Countable and uncountable sets

This page is intended to serve as a reference for those who are being supervised on Monday and would like to tackle questions on Sheet 4 about countability over the weekend. A general remark: in order to understand this final part of the course it is essential to be clear about the definitions and basic results about injections, surjections and bijections.

Let me start with a few basic definitions.

1. A set X is said to have cardinality or size n if there is a bijection f:X-->{1,2,...,n}. This does justice to our intuitive idea that it has size n if you can count its elements one after another and end up with the number n. If g is the inverse of f (and therefore a bijection from {1,2,...,n} to X) then you are counting g(1), then g(2), then g(3) and so on. The empty set is said to have cardinality zero.

2. A set is finite if it has cardinality n for some non-negative integer n.

3. A set is infinite if it is not finite.


N, the set of all natural numbers, is infinite.


We must show that, for any n, there is no bijection f:N-->{1,2,...,n}. Let us show more - that there is no surjection from {1,2,...,n} to N. Let g be any function from {1,2,...,n} to N. Then the sum g(1)+...+g(n) is bigger than g(k) for every k<n, so it does not belong to the image of g. Notice that this also proves (via left and right inverses) that there is no injection from N to {1,2,...,n}.


A set X is infinite if and only if there is an injection f from N (the set of all natural numbers) to X.


This is a good example of a result that seems fairly obvious and therefore hard to prove properly. When in that situation, you should always go back to first principles - that is the definitions of finite and infinite. Then the proof becomes easy to find.

Suppose X is finite. Then there is a bijection f from X to {1,2,...,n} for some n. But then there cannot be an injection g from N to X, since then fg would be an injection from N to {1,2,...,n}, contradicting the previous proposition (or rather the stronger statement actually proved).

Conversely, suppose that X is infinite, and build an injection f:N-->X inductively as follows. Suppose you have decided on f(1),f(2),...,f(m) in such a way that they are all different. Then {f(1),...,f(m)} is not equal to X (or there would be a bijection between X and {1,...,m} which we are given that there isn't. So we can find another element of X and call it f(m+1). Continuing in this way we get our map f. [For the cognoscenti: I have used the axiom of countable choice, because I made a countably infinite number of decisions (one for each m) without saying how I did it.]

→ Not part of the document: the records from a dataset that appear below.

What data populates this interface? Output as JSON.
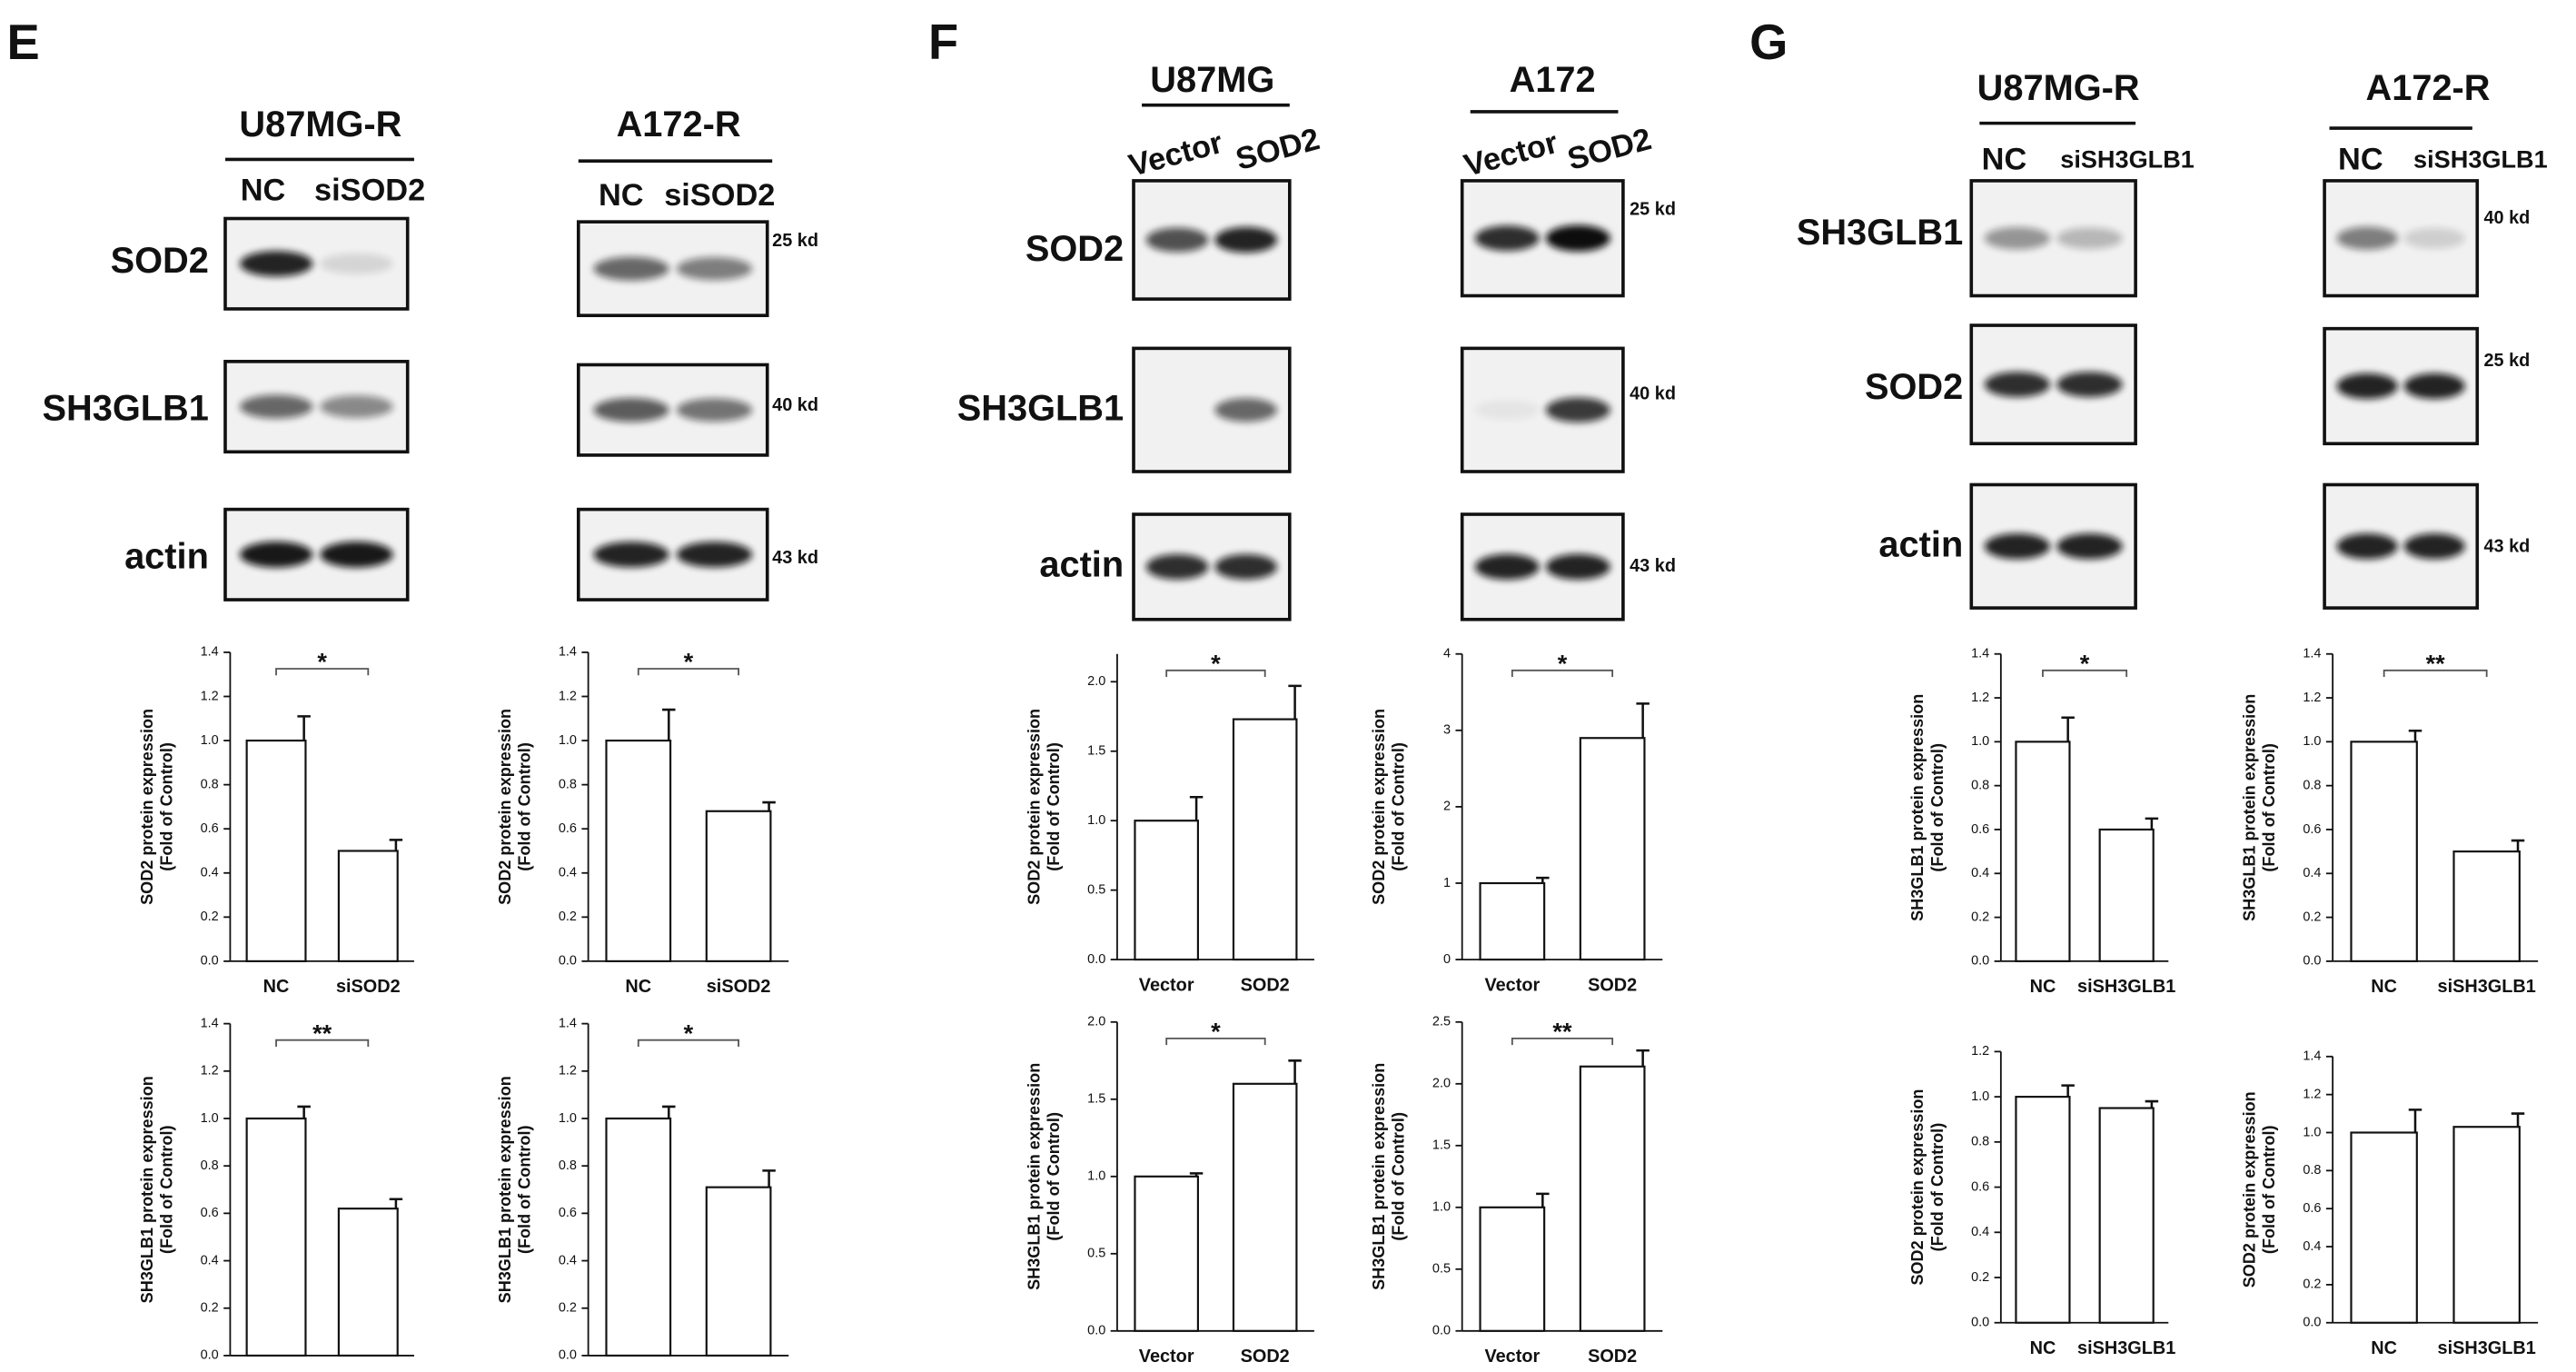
{
  "panels": [
    {
      "letter": "E",
      "row_labels": [
        "SOD2",
        "SH3GLB1",
        "actin"
      ],
      "columns": [
        {
          "cell_line": "U87MG-R",
          "lanes": [
            "NC",
            "siSOD2"
          ]
        },
        {
          "cell_line": "A172-R",
          "lanes": [
            "NC",
            "siSOD2"
          ],
          "markers": [
            "25 kd",
            "40 kd",
            "43 kd"
          ]
        }
      ]
    },
    {
      "letter": "F",
      "row_labels": [
        "SOD2",
        "SH3GLB1",
        "actin"
      ],
      "columns": [
        {
          "cell_line": "U87MG",
          "lanes": [
            "Vector",
            "SOD2"
          ]
        },
        {
          "cell_line": "A172",
          "lanes": [
            "Vector",
            "SOD2"
          ],
          "markers": [
            "25 kd",
            "40 kd",
            "43 kd"
          ]
        }
      ]
    },
    {
      "letter": "G",
      "row_labels": [
        "SH3GLB1",
        "SOD2",
        "actin"
      ],
      "columns": [
        {
          "cell_line": "U87MG-R",
          "lanes": [
            "NC",
            "siSH3GLB1"
          ]
        },
        {
          "cell_line": "A172-R",
          "lanes": [
            "NC",
            "siSH3GLB1"
          ],
          "markers": [
            "40 kd",
            "25 kd",
            "43 kd"
          ]
        }
      ]
    }
  ],
  "chart_data": [
    {
      "type": "bar",
      "ylabel": [
        "SOD2 protein expression",
        "(Fold of Control)"
      ],
      "categories": [
        "NC",
        "siSOD2"
      ],
      "values": [
        1.0,
        0.5
      ],
      "errors": [
        0.11,
        0.05
      ],
      "significance": "*",
      "color": "#ffffff",
      "ylim": [
        0,
        1.4
      ],
      "yticks": [
        {
          "value": 0,
          "label": "0.0"
        },
        {
          "value": 0.2,
          "label": "0.2"
        },
        {
          "value": 0.4,
          "label": "0.4"
        },
        {
          "value": 0.6,
          "label": "0.6"
        },
        {
          "value": 0.8,
          "label": "0.8"
        },
        {
          "value": 1,
          "label": "1.0"
        },
        {
          "value": 1.2,
          "label": "1.2"
        },
        {
          "value": 1.4,
          "label": "1.4"
        }
      ]
    },
    {
      "type": "bar",
      "ylabel": [
        "SH3GLB1 protein expression",
        "(Fold of Control)"
      ],
      "categories": [
        "NC",
        "siSOD2"
      ],
      "values": [
        1.0,
        0.62
      ],
      "errors": [
        0.05,
        0.04
      ],
      "significance": "**",
      "color": "#ffffff",
      "ylim": [
        0,
        1.4
      ],
      "yticks": [
        {
          "value": 0,
          "label": "0.0"
        },
        {
          "value": 0.2,
          "label": "0.2"
        },
        {
          "value": 0.4,
          "label": "0.4"
        },
        {
          "value": 0.6,
          "label": "0.6"
        },
        {
          "value": 0.8,
          "label": "0.8"
        },
        {
          "value": 1,
          "label": "1.0"
        },
        {
          "value": 1.2,
          "label": "1.2"
        },
        {
          "value": 1.4,
          "label": "1.4"
        }
      ]
    },
    {
      "type": "bar",
      "ylabel": [
        "SOD2 protein expression",
        "(Fold of Control)"
      ],
      "categories": [
        "NC",
        "siSOD2"
      ],
      "values": [
        1.0,
        0.68
      ],
      "errors": [
        0.14,
        0.04
      ],
      "significance": "*",
      "color": "#ffffff",
      "ylim": [
        0,
        1.4
      ],
      "yticks": [
        {
          "value": 0,
          "label": "0.0"
        },
        {
          "value": 0.2,
          "label": "0.2"
        },
        {
          "value": 0.4,
          "label": "0.4"
        },
        {
          "value": 0.6,
          "label": "0.6"
        },
        {
          "value": 0.8,
          "label": "0.8"
        },
        {
          "value": 1,
          "label": "1.0"
        },
        {
          "value": 1.2,
          "label": "1.2"
        },
        {
          "value": 1.4,
          "label": "1.4"
        }
      ]
    },
    {
      "type": "bar",
      "ylabel": [
        "SH3GLB1 protein expression",
        "(Fold of Control)"
      ],
      "categories": [
        "NC",
        "siSOD2"
      ],
      "values": [
        1.0,
        0.71
      ],
      "errors": [
        0.05,
        0.07
      ],
      "significance": "*",
      "color": "#ffffff",
      "ylim": [
        0,
        1.4
      ],
      "yticks": [
        {
          "value": 0,
          "label": "0.0"
        },
        {
          "value": 0.2,
          "label": "0.2"
        },
        {
          "value": 0.4,
          "label": "0.4"
        },
        {
          "value": 0.6,
          "label": "0.6"
        },
        {
          "value": 0.8,
          "label": "0.8"
        },
        {
          "value": 1,
          "label": "1.0"
        },
        {
          "value": 1.2,
          "label": "1.2"
        },
        {
          "value": 1.4,
          "label": "1.4"
        }
      ]
    },
    {
      "type": "bar",
      "ylabel": [
        "SOD2 protein expression",
        "(Fold of Control)"
      ],
      "categories": [
        "Vector",
        "SOD2"
      ],
      "values": [
        1.0,
        1.73
      ],
      "errors": [
        0.17,
        0.24
      ],
      "significance": "*",
      "color": "#ffffff",
      "ylim": [
        0,
        2.2
      ],
      "yticks": [
        {
          "value": 0,
          "label": "0.0"
        },
        {
          "value": 0.5,
          "label": "0.5"
        },
        {
          "value": 1,
          "label": "1.0"
        },
        {
          "value": 1.5,
          "label": "1.5"
        },
        {
          "value": 2,
          "label": "2.0"
        }
      ]
    },
    {
      "type": "bar",
      "ylabel": [
        "SH3GLB1 protein expression",
        "(Fold of Control)"
      ],
      "categories": [
        "Vector",
        "SOD2"
      ],
      "values": [
        1.0,
        1.6
      ],
      "errors": [
        0.02,
        0.15
      ],
      "significance": "*",
      "color": "#ffffff",
      "ylim": [
        0,
        2.0
      ],
      "yticks": [
        {
          "value": 0,
          "label": "0.0"
        },
        {
          "value": 0.5,
          "label": "0.5"
        },
        {
          "value": 1,
          "label": "1.0"
        },
        {
          "value": 1.5,
          "label": "1.5"
        },
        {
          "value": 2,
          "label": "2.0"
        }
      ]
    },
    {
      "type": "bar",
      "ylabel": [
        "SOD2 protein expression",
        "(Fold of Control)"
      ],
      "categories": [
        "Vector",
        "SOD2"
      ],
      "values": [
        1.0,
        2.9
      ],
      "errors": [
        0.07,
        0.45
      ],
      "significance": "*",
      "color": "#ffffff",
      "ylim": [
        0,
        4
      ],
      "yticks": [
        0,
        1,
        2,
        3,
        4
      ]
    },
    {
      "type": "bar",
      "ylabel": [
        "SH3GLB1 protein expression",
        "(Fold of Control)"
      ],
      "categories": [
        "Vector",
        "SOD2"
      ],
      "values": [
        1.0,
        2.14
      ],
      "errors": [
        0.11,
        0.13
      ],
      "significance": "**",
      "color": "#ffffff",
      "ylim": [
        0,
        2.5
      ],
      "yticks": [
        {
          "value": 0,
          "label": "0.0"
        },
        {
          "value": 0.5,
          "label": "0.5"
        },
        {
          "value": 1,
          "label": "1.0"
        },
        {
          "value": 1.5,
          "label": "1.5"
        },
        {
          "value": 2,
          "label": "2.0"
        },
        {
          "value": 2.5,
          "label": "2.5"
        }
      ]
    },
    {
      "type": "bar",
      "ylabel": [
        "SH3GLB1 protein expression",
        "(Fold of Control)"
      ],
      "categories": [
        "NC",
        "siSH3GLB1"
      ],
      "values": [
        1.0,
        0.6
      ],
      "errors": [
        0.11,
        0.05
      ],
      "significance": "*",
      "color": "#ffffff",
      "ylim": [
        0,
        1.4
      ],
      "yticks": [
        {
          "value": 0,
          "label": "0.0"
        },
        {
          "value": 0.2,
          "label": "0.2"
        },
        {
          "value": 0.4,
          "label": "0.4"
        },
        {
          "value": 0.6,
          "label": "0.6"
        },
        {
          "value": 0.8,
          "label": "0.8"
        },
        {
          "value": 1,
          "label": "1.0"
        },
        {
          "value": 1.2,
          "label": "1.2"
        },
        {
          "value": 1.4,
          "label": "1.4"
        }
      ]
    },
    {
      "type": "bar",
      "ylabel": [
        "SOD2 protein expression",
        "(Fold of Control)"
      ],
      "categories": [
        "NC",
        "siSH3GLB1"
      ],
      "values": [
        1.0,
        0.95
      ],
      "errors": [
        0.05,
        0.03
      ],
      "color": "#ffffff",
      "ylim": [
        0,
        1.2
      ],
      "yticks": [
        {
          "value": 0,
          "label": "0.0"
        },
        {
          "value": 0.2,
          "label": "0.2"
        },
        {
          "value": 0.4,
          "label": "0.4"
        },
        {
          "value": 0.6,
          "label": "0.6"
        },
        {
          "value": 0.8,
          "label": "0.8"
        },
        {
          "value": 1,
          "label": "1.0"
        },
        {
          "value": 1.2,
          "label": "1.2"
        }
      ]
    },
    {
      "type": "bar",
      "ylabel": [
        "SH3GLB1 protein expression",
        "(Fold of Control)"
      ],
      "categories": [
        "NC",
        "siSH3GLB1"
      ],
      "values": [
        1.0,
        0.5
      ],
      "errors": [
        0.05,
        0.05
      ],
      "significance": "**",
      "color": "#ffffff",
      "ylim": [
        0,
        1.4
      ],
      "yticks": [
        {
          "value": 0,
          "label": "0.0"
        },
        {
          "value": 0.2,
          "label": "0.2"
        },
        {
          "value": 0.4,
          "label": "0.4"
        },
        {
          "value": 0.6,
          "label": "0.6"
        },
        {
          "value": 0.8,
          "label": "0.8"
        },
        {
          "value": 1,
          "label": "1.0"
        },
        {
          "value": 1.2,
          "label": "1.2"
        },
        {
          "value": 1.4,
          "label": "1.4"
        }
      ]
    },
    {
      "type": "bar",
      "ylabel": [
        "SOD2 protein expression",
        "(Fold of Control)"
      ],
      "categories": [
        "NC",
        "siSH3GLB1"
      ],
      "values": [
        1.0,
        1.03
      ],
      "errors": [
        0.12,
        0.07
      ],
      "color": "#ffffff",
      "ylim": [
        0,
        1.4
      ],
      "yticks": [
        {
          "value": 0,
          "label": "0.0"
        },
        {
          "value": 0.2,
          "label": "0.2"
        },
        {
          "value": 0.4,
          "label": "0.4"
        },
        {
          "value": 0.6,
          "label": "0.6"
        },
        {
          "value": 0.8,
          "label": "0.8"
        },
        {
          "value": 1,
          "label": "1.0"
        },
        {
          "value": 1.2,
          "label": "1.2"
        },
        {
          "value": 1.4,
          "label": "1.4"
        }
      ]
    }
  ]
}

4. A set X is countable if it is finite or if there is a bijection f from X to N.

This is supposed to capture the idea that the elements of X can be arranged in a "list". (But be careful with this way of looking at it - the idea of a bijection is more precise.) If g:N-->X is a bijection, then the list would go g(1),g(2),...

A few useful facts (especially for examples sheet questions).

(A) The following statements about a set X are equivalent:

(i) X is countable.

(ii) There is an injection f:X-->N

(iii) There is a surjection g:N-->X

I'll prove this in lectures. Notice that (ii) and (iii) follow immediately from (i). Also, (ii) and (iii) are easily seen to be equivalent if you use the fact that a function is an injection/surjection if and only if it has a left/right inverse.

(B) A union of countably many countable sets is countable. To be more precise, if A1, A2,... are countable sets, then A1U A2 U A3 U... is countable.

This is very useful for showing that sets are countable. For example, to show that the rational numbers form a countable set, let Aq be the set of all rational numbers that are equal to p/q for some integer p. Since Aq is the union of the three obviously countable sets {0}, {1/q,2/q,3/q,...} and {-1/q,-2/q,...}, it is countable. Since Q is the union of the sets A1,A2,... , Q is also countable. (In lectures I shall prove this from first principles as well.)

(C) R is uncountable.

This is proved by Cantor's famous diagonal argument. I shan't reproduce it here but it is very easy to find on the web. This is one of many expositions.

(D) The set of all subsets of N is uncountable.

This can also be proved by a diagonal argument. Given a sequence A1,A2,... of subsets of N, define a new set A by the condition that n belongs to A if and only if n does not belong to An. This is enough to ensure, for every n, that A does not equal An. Therefore A was not part of the sequence.

(E) If X is uncountable and f:X-->Y is an injection, then Y is uncountable.

This simple fact is often useful for showing that sets are uncountable. To prove it, note that if Y were countable, then there would be an injection g from Y to N (by the equivalent condition (ii) above) and then gf would be an injection from X to N, contradicting the uncountability of X (again by (ii) above).